I'm trying to write a prepared statement with placeholder syntax as explained here, but my placeholder seems to be returning unexpected things which breaks the query.
I'm using a select input to pick a table name and that table name should then be placed in a simple 'SELECT *' sql query. The problem is that my placeholder seems to be returning a colon as first character instead of simply the string of the selected value. When I hover over {{select2.selectedItem}} I see the correct string in the little light green dialog box, but the error message clearly complains about the colon at position 53, which is the starting position of the placeholder:
but I thought retool would resolve that into something that makes sense when used in other scripts since my other select inputs work fine and as expected. (The other select input values feed into components or other js scripts, not sql queries.)
Can you provide a screenshot of the state of the Select component with the selectedItem property expanded? Usually these take the form of an object and you call out the item's properties but I am not sure how the component is setup for you.
If I were to call upon {{select1.selectedItem}} I would get an [object Object] back:
If I call upon {{select1.selectedItem.pay_group_name}} I would get the appropriate string:
ETA: you might also find the string by just calling upon the component's selectedLabel property. It seems to pull the default Value if it (the Label property) isn't defined in the mapped options settings of the Select component.
I'm not quite sure, it seems like it should be returning the string properly (based on the values you see in the preview -- but those can sometimes not tell the whole story).

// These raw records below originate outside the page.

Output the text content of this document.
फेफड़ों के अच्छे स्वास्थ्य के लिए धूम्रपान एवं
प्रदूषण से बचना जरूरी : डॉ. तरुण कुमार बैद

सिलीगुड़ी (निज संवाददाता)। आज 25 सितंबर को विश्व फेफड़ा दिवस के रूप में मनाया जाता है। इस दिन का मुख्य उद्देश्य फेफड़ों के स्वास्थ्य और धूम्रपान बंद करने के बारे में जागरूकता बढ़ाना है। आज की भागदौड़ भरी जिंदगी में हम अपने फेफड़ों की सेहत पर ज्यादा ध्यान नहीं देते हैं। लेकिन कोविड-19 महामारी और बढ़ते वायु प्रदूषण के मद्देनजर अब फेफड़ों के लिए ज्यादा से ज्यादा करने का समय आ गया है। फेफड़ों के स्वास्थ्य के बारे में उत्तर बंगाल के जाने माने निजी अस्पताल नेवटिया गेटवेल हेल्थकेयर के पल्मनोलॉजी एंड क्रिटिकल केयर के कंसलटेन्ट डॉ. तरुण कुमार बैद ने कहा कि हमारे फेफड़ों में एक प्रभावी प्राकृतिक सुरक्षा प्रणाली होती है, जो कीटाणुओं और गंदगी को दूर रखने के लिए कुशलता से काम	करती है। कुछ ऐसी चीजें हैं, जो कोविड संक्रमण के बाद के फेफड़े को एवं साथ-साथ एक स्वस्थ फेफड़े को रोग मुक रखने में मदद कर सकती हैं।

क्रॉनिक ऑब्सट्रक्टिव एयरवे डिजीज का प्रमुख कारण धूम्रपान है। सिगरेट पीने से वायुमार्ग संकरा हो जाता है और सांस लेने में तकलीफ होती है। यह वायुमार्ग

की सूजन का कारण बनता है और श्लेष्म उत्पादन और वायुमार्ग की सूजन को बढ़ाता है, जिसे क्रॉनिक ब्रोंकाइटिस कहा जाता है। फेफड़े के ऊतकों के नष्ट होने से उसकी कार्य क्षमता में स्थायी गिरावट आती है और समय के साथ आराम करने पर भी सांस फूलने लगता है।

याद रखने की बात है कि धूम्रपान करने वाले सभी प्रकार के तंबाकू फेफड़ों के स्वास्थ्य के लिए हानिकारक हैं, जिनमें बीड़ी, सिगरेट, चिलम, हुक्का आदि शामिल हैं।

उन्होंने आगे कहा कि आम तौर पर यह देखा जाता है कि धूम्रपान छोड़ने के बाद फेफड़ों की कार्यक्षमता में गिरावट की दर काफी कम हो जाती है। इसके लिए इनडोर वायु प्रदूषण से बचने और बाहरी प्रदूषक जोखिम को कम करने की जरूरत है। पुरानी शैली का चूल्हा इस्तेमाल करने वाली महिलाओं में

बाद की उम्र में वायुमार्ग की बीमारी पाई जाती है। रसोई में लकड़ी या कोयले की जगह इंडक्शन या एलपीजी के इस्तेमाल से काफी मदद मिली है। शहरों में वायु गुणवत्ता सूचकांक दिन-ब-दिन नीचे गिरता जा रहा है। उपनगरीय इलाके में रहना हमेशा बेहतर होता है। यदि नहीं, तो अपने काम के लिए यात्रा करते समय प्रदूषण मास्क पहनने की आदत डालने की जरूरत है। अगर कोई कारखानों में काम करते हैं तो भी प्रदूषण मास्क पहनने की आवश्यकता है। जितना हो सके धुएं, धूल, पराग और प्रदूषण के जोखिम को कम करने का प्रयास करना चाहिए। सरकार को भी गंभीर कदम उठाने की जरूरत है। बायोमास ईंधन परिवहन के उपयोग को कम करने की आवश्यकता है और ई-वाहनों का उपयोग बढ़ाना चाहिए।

Seeing the JS query returning : "FINANCIAL_PROFILE" makes it seem like it is still processing the value as an object, but somehow it is an object with no key and just a value? This thread might need the bug tag added
Did trying select2.selectedLabel have any effect on the return value in your JS query?
I think help is on the way, but just keeping the thread lively because I'm interested in knowing if this behavior is intended in certain cases (and if not how to avoid it).
Unfortunately, SQL doesn't support dynamic table names with prepared statements.
One work around is to disable prepared statements, but it's important to keep in mind that would put you at risk of an Insertion Attack. Another option could be to write out all the possible queries you'd like to run and select them based off of the value selected from your drop down.
Hope that helps you move forward! Thank you @pyrrho for the help!
Oh I see! I thought retool internally was converting the select2.selectedItem value into a string but that's right, that would lead to possible sql injection attacks, so well done retool for using prepared statements instead. I'll keep things safe and keep the prepared statements! Thanks so much for your help!